If the world's recent experience with "Tay," Microsoft's AI-enabled chatbot that was turned into a Holocaust-denying racist within hours of her release on Twitter, should have taught us anything, it's that Donald Trump is the world's most-successful AI experiment at trolling the entire American political system.
How you feel about this revelation depends on whether you find Trump's increasingly bizarre antics comic or menacing (if you take them cereal…well…). But there's no question that conversation, debate, or discussion with Trump is in fundamental ways pointless. From his perspective at least, the only goal is to keep the conversation going as long as it possibly can, and in directions he prefers.

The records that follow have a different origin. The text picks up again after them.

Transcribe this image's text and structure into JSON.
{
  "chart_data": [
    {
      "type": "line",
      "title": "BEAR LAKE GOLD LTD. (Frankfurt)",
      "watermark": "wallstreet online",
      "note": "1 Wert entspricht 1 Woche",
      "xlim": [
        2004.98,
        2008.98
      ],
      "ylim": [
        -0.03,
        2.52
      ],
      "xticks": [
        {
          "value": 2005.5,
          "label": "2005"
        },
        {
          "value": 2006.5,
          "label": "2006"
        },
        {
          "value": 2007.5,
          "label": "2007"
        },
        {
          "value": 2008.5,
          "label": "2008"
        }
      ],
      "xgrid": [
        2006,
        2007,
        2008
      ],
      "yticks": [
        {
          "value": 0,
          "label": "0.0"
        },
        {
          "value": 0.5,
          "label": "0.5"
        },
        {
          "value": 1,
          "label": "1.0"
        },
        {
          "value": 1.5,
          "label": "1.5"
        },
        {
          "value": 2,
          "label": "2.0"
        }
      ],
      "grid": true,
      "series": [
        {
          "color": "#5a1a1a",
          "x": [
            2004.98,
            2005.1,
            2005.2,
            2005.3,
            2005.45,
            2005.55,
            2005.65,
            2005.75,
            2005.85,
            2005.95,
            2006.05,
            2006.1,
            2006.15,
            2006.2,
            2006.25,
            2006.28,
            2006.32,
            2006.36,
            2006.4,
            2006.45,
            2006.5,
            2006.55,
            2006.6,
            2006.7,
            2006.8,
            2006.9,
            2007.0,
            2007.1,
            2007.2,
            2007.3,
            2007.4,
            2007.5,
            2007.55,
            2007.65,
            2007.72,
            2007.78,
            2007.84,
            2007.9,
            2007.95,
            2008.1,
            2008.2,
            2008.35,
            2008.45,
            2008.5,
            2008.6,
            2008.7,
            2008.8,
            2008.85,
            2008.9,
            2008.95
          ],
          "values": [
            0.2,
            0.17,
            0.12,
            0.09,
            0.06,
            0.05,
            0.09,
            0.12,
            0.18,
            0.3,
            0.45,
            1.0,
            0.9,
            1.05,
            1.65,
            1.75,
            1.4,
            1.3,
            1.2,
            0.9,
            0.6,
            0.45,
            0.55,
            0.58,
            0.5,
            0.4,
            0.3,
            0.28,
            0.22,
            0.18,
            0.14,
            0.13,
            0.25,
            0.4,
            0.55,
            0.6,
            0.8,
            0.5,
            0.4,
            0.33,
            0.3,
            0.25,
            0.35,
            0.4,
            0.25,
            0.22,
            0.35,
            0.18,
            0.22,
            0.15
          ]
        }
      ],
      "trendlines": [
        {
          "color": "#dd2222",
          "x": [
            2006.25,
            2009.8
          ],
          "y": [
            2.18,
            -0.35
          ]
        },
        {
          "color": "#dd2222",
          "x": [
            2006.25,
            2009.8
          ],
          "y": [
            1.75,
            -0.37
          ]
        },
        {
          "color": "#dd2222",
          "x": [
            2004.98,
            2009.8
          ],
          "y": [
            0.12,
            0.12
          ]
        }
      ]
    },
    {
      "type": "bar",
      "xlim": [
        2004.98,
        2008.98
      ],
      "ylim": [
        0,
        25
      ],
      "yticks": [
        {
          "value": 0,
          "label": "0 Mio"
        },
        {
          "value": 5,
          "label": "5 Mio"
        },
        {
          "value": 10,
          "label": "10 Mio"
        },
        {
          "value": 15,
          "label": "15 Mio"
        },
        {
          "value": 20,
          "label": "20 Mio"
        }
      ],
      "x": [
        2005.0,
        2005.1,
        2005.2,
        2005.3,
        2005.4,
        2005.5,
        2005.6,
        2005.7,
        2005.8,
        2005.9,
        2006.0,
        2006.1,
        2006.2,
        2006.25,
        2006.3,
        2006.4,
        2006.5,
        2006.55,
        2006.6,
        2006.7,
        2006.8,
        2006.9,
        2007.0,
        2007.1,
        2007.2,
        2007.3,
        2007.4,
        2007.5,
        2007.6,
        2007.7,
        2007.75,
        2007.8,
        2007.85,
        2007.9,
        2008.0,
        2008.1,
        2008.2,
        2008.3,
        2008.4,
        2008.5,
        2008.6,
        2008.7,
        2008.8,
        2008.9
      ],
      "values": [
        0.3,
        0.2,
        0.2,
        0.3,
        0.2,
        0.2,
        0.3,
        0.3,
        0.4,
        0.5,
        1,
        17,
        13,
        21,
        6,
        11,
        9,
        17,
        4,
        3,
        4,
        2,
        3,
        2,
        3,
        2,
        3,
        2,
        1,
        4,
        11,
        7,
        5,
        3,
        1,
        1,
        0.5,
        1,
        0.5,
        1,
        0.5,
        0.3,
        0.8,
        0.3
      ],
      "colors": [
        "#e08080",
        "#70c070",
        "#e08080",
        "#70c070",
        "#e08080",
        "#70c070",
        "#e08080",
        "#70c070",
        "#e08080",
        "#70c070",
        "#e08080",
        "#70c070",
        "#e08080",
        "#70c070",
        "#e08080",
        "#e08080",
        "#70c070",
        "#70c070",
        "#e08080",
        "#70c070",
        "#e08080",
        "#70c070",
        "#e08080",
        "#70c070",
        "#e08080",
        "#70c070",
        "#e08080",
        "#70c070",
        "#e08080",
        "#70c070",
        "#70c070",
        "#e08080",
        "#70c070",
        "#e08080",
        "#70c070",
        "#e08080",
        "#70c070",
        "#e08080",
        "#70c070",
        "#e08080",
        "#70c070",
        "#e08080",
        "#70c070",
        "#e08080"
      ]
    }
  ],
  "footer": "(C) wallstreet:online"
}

Consider this Tweet from Trump that came out yesterday, coupled with his performance at last night's CNN Townhall.
Why is this reporter touching me as I leave news conference? What is in her hand?? pic.twitter.com/HQB8dl0fhn
— Donald J. Trump (@realDonaldTrump) March 29, 2016
The not-at-all mysterious or sinister object in the hand of former Breitbart.com staffer Michelle Fields is pretty obviously a pen (as Reason's Elizabeth Nolan Brown has pointed out).
When asked last night about whether he should can Corey Lewandowski, his thuggish campaign manager who has also been filmed apparently pulling the collar of a protester at a different event, here was Trump's response:
"It would be so easy for me to terminate this man, ruin his life, ruin his family…and say you are fired. I have fired many people, especially on 'The Apprentice,'" Trump told moderator Anderson Cooper. "The problem is everybody dumps people when there is a sign of political incorrectness."

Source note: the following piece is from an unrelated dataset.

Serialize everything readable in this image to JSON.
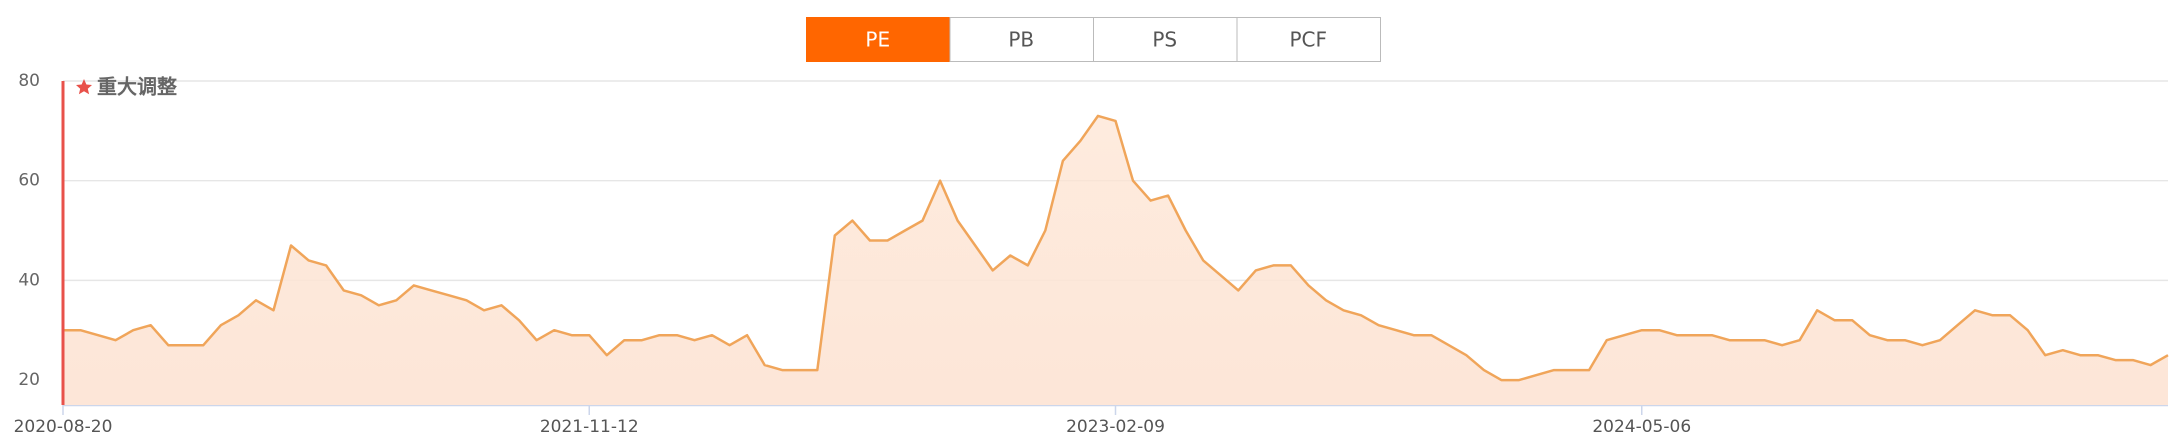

After CNN showed the 21st-century equivalent of the Zapruder film in super-slow motion for the thousandth time, Trump also polled the audience, at one point even asking only the women to respond. Come on, did anything happen?" he said, starting to sound Seinfeld's Jack Klompus pushing "an astronaut pen" on Jerry in an early episode. She said she was yanked down hard! She didn't fall! She's changing her story. Needless to say, the crowd was with him.
One of the reasons Trump draws the attention of critics and fans alike is not simply what he says but how he says it. In the exchange with CNN's Anderson Cooper quoted above, Trump neither fully engages nor deflects the question in the ways we're accustomed to see in politicians. He doesn't blow it off, the way pols always do when they don't want to answer something specifically, and he never launches into pre-scripted, pre-rehearsed lines the way Marco Rubio did so notoriously in one of the debates and the way that Ted Cruz seems to every time he opens his mouth (whether it's scripted or not).

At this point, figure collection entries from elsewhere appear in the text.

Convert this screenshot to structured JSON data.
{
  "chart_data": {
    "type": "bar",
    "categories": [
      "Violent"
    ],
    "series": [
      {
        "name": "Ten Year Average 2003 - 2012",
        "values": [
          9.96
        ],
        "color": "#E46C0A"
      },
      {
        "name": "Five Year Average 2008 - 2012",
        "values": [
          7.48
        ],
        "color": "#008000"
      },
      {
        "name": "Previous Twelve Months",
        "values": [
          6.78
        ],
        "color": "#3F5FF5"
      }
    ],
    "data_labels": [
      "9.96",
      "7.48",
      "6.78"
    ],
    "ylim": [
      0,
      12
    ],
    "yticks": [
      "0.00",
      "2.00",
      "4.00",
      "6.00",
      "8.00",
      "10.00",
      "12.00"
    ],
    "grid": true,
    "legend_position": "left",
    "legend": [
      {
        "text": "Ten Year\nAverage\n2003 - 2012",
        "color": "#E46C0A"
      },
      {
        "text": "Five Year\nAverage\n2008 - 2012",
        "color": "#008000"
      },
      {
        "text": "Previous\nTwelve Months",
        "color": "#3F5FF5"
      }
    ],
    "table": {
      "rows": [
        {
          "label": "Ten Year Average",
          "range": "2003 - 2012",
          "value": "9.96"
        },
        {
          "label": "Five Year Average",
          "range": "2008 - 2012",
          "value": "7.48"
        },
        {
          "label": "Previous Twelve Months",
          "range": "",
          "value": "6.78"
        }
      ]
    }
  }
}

Instead, like an AI bot, Trump ingests the question and spews out something semantically related but not quite on topic—suddenly, we've gone from talking about a potential assault by his campaign manager to a discussion of Trump's signature line from a canceled reality show and a humblebrag about how he's actually taking the hard road by not firing Lewandowski. While we're still processing all that, Trump has started the terms of the next exchange, which is now about political correctness and how most politicians (and others) dump their loyal staff at the first hint of trouble.
This isn't conversation or even debate. It's AI chatter, where a bot's main goal isn't to actually have a meaningful discussion about anything or even dispense information. It's to see whether humans can be fooled by computer-generated talk and to see how long it can be kept going until we get bored or the back-and-forth falters due to lack of a next topic of conversation. On these scores, at least, Trump is the greatest triumph yet of AI.
This dynamic is related to but distinct from what Dilbert creator Scott Adams identified as Trump's ability to fire off "linguistic kill shots," or words and phrases that end or change a debate decisively. Back in October, Adams told Reason that he sees in Trump's rhetoric and delivery evidence of "a lot of deep technique that I recognized from the fields of hypnosis and persuasion." What do you think?